Something I take very seriously is the platform I have been given to help people. I am very blessed to have contact with thousands of people every week through my newsletter and blog as I try to help them improve their riding and their lives in some small way.
As part of respecting this platform I don’t talk about a lot of things that don’t relate to training or riding.
But every once in a while I feel that there is something outside of those two things that are worth using my platform to help bring attention to.
A little over a year ago I was made aware of Justin Wren and his Fight for the Forgotten foundation while listening to the Joe Rogan Experience podcast. While I never expected it, it turned into one of those moments that changed my view of life as I listened to him explain the world’s water crisis and the particular one he was helping with in the Congo.
Hearing how many thousands of people die each year from not having clean drinking water was bad enough but listening to Justin talk about his personal experience of having to help bury a 4 year old kid he knew because he got sick from dirty water really hit home.
As a father of two kids – with one of them 3 years old at the time – I couldn’t imagine seeing them sick and dying from something as simple as not having access to clean water.
Now, to be honest, while I was really sad to hear about it I also became a little cynical as well. I’d seen too many commercials with sad stories and they always ended with an ask for donations with no real solution to the problem being given.
But was something different with Justin and what he was saying.
He had hard numbers – on average, $3000 could drill a well and change 175 lives. Plus, they were looking to train the locals so they could do it themselves and give them a source of income instead of just doing it for them and leaving.
It just seemed too simple…in a world with huge, open ended problems that just devour money here was a relatively finite, doable thing that could change countless lives for the better.
So I decided to start supporting Fight for the Forgotten and the organization that helps them, Water 4. While I’ve never said anything about it before, a portion of every dollar spent with me goes to them and with your help I’ve been able to donate enough to build a well or two and help change some lives.

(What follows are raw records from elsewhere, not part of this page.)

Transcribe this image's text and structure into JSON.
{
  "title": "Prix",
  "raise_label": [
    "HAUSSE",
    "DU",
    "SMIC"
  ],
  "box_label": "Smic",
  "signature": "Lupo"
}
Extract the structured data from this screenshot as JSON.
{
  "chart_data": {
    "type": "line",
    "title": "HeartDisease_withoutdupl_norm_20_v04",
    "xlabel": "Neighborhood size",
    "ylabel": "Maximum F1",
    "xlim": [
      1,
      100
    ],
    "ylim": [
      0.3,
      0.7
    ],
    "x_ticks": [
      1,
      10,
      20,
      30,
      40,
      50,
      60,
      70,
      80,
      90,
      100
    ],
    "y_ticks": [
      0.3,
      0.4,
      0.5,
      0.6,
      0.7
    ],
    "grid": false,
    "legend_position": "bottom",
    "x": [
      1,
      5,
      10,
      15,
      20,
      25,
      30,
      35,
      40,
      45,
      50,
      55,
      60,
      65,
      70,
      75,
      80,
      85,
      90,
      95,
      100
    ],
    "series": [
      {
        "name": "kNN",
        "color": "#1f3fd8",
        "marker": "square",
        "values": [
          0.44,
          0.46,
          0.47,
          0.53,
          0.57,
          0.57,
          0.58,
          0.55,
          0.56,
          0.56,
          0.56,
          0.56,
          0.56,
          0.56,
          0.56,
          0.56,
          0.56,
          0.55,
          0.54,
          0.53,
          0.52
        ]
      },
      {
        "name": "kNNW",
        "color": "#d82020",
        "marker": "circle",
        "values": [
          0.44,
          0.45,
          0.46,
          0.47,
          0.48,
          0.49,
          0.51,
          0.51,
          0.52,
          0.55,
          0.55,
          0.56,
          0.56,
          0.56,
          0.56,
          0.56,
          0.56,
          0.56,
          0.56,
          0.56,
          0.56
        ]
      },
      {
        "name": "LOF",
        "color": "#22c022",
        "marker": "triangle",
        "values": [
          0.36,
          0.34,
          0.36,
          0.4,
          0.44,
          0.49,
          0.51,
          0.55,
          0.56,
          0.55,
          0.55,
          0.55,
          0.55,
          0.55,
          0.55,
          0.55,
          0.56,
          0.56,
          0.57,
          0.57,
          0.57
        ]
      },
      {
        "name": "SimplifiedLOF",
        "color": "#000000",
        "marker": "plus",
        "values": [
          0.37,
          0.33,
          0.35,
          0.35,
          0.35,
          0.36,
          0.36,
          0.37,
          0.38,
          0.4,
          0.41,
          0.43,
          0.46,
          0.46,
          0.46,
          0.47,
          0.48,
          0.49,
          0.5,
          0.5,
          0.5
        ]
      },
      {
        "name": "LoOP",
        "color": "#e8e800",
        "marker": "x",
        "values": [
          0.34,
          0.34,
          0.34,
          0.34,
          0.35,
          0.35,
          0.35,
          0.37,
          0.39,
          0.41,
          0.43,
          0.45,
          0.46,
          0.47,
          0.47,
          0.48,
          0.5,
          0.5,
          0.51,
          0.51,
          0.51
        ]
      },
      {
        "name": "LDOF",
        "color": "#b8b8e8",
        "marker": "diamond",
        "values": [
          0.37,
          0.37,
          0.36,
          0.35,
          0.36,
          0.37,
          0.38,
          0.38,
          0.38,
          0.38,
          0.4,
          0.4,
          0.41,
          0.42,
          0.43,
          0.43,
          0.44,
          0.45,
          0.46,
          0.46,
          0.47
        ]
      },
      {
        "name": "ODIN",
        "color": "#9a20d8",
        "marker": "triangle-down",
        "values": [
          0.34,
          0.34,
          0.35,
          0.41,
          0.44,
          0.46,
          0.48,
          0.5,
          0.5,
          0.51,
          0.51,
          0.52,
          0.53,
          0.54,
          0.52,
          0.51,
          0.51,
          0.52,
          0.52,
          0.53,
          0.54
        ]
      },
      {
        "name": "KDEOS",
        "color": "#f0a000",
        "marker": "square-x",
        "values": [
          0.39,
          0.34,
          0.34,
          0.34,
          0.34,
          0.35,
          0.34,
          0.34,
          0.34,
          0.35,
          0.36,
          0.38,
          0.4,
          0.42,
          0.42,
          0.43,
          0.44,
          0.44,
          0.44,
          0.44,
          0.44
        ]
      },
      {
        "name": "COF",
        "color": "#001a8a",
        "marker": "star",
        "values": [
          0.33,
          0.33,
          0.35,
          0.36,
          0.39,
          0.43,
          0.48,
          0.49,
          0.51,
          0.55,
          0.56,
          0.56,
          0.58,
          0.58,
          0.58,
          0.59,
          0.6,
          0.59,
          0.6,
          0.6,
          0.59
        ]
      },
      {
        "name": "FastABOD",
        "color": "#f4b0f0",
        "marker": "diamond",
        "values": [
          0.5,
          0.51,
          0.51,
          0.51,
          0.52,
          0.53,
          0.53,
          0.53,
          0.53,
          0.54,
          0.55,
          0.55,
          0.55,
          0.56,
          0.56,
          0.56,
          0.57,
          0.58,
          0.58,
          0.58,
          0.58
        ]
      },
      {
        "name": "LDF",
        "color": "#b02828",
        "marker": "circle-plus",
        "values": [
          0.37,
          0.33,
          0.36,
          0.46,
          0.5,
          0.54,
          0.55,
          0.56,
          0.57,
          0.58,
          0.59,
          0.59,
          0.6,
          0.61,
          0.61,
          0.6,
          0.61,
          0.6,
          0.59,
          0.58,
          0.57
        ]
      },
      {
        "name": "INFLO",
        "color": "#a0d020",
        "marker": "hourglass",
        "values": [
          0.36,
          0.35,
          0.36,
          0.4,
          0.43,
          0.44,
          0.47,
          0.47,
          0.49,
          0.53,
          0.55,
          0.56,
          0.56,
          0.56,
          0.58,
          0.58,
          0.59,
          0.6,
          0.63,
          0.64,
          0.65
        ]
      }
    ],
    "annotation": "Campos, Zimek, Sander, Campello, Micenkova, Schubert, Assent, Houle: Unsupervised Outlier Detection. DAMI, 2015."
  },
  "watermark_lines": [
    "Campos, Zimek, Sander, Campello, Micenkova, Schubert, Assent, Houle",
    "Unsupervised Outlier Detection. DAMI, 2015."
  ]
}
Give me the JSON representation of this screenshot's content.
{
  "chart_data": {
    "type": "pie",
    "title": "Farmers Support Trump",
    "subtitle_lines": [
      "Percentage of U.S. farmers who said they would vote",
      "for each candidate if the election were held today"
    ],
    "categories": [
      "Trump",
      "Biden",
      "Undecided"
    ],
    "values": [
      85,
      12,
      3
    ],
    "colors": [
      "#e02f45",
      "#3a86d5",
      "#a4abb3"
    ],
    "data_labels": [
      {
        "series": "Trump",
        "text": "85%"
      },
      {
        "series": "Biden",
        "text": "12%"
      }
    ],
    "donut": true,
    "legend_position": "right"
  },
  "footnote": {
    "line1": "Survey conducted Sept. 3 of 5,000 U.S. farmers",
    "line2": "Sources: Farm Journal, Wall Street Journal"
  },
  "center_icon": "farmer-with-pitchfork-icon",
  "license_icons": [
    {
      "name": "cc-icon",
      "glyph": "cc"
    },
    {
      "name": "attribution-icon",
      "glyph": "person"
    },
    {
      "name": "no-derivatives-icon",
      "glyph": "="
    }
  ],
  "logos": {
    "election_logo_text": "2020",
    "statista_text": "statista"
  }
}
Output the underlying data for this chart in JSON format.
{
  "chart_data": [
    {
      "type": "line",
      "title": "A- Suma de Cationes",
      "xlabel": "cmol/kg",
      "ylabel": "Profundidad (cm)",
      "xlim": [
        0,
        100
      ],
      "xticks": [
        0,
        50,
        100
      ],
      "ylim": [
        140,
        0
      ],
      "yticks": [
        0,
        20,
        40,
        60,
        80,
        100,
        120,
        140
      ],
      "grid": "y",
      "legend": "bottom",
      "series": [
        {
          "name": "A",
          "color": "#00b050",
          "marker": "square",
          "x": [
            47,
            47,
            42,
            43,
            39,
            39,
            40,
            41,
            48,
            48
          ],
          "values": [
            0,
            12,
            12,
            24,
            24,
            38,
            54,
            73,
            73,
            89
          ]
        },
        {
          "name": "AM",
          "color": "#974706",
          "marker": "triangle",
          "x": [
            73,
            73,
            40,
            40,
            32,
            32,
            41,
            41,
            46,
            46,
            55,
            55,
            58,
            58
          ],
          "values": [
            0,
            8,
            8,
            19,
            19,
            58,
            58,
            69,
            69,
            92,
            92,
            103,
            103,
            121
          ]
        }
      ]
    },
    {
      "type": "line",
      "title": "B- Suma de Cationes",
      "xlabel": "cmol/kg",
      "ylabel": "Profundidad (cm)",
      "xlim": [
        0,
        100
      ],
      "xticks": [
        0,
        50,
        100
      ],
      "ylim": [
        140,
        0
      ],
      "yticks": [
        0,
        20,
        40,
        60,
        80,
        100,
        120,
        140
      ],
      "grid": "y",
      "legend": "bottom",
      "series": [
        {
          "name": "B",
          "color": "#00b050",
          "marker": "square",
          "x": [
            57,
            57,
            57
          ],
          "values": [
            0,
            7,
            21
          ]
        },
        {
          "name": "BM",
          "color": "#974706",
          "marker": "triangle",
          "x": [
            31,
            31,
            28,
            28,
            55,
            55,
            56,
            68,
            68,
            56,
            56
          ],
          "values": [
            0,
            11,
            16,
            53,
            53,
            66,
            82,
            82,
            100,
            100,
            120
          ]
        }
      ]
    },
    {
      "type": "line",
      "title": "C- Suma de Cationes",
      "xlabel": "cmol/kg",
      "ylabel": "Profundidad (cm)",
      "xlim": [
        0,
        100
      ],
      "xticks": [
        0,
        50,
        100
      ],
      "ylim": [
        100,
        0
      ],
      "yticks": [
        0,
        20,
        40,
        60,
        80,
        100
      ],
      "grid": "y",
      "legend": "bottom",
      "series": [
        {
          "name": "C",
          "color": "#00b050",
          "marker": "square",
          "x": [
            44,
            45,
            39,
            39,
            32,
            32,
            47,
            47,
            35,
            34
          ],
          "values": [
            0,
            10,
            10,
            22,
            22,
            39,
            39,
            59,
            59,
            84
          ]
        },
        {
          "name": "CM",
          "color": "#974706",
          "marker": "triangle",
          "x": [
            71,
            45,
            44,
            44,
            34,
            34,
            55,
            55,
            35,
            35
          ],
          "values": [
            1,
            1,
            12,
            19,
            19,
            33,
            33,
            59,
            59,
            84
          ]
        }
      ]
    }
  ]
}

Now, I’m telling you all of this for two reasons.
First, I wanted to make you aware of Water 4 and The Fight for the Forgotten. I think they do outstanding work and the more people that know about it the faster they can achieve their goals of ending the water crisis.
Second, I’d like to ask your help in raising enough money this week to build another well in the Congo. The Pygmy people that Justin is helping are often living in modern day slavery and treated as less-than -humans by the people around them. It’s a crazy story that is hard believe is still going on today.
But people like Justin are helping them by helping them get access to their own land and water.
My goal is to help this cause by raising at least $3000, which is enough to pay for a well somewhere that will change hundreds of lives for generations. I’m putting $500 towards that total, meaning all I need is another $2500 to help reach that goal.
There are 2 ways you can help me do this…
1 – Buy any of my online fitness programs, they range in price from $7 – $97 (click here for a list of all of my programs). 100% of all the proceeds from any training programs I sell this week will be donated directly to campaign I have set up through Water 4 in the name of The Fight for the Forgotten.
2 – Donate directly to Water 4 and this fundraiser. Just go to this link and donate whatever you can.
Most of us are blessed to be able to take things for granted that other people can’t. And while there are a lot of things that we can’t do much about, making sure that people have access to clean water and empowering them to help their neighbors do the same is something we can.
So please take a few minutes and check out Justin’s story and what he’s doing for the Pygmy people in the Congo. And if you feel that it is something worth fighting for, please buy a program or donate directly to the fund to help support it.
Thanks for your time and for the platform to help other people. While it’s usually my fellow riders I’m using it to help, I hope you’ll agree that this is a cause worth using it to bring attention to. And while I know that there are a lot of great causes to support, hopefully we’ll be able to get enough of us behind this one to meet our goal of building a well.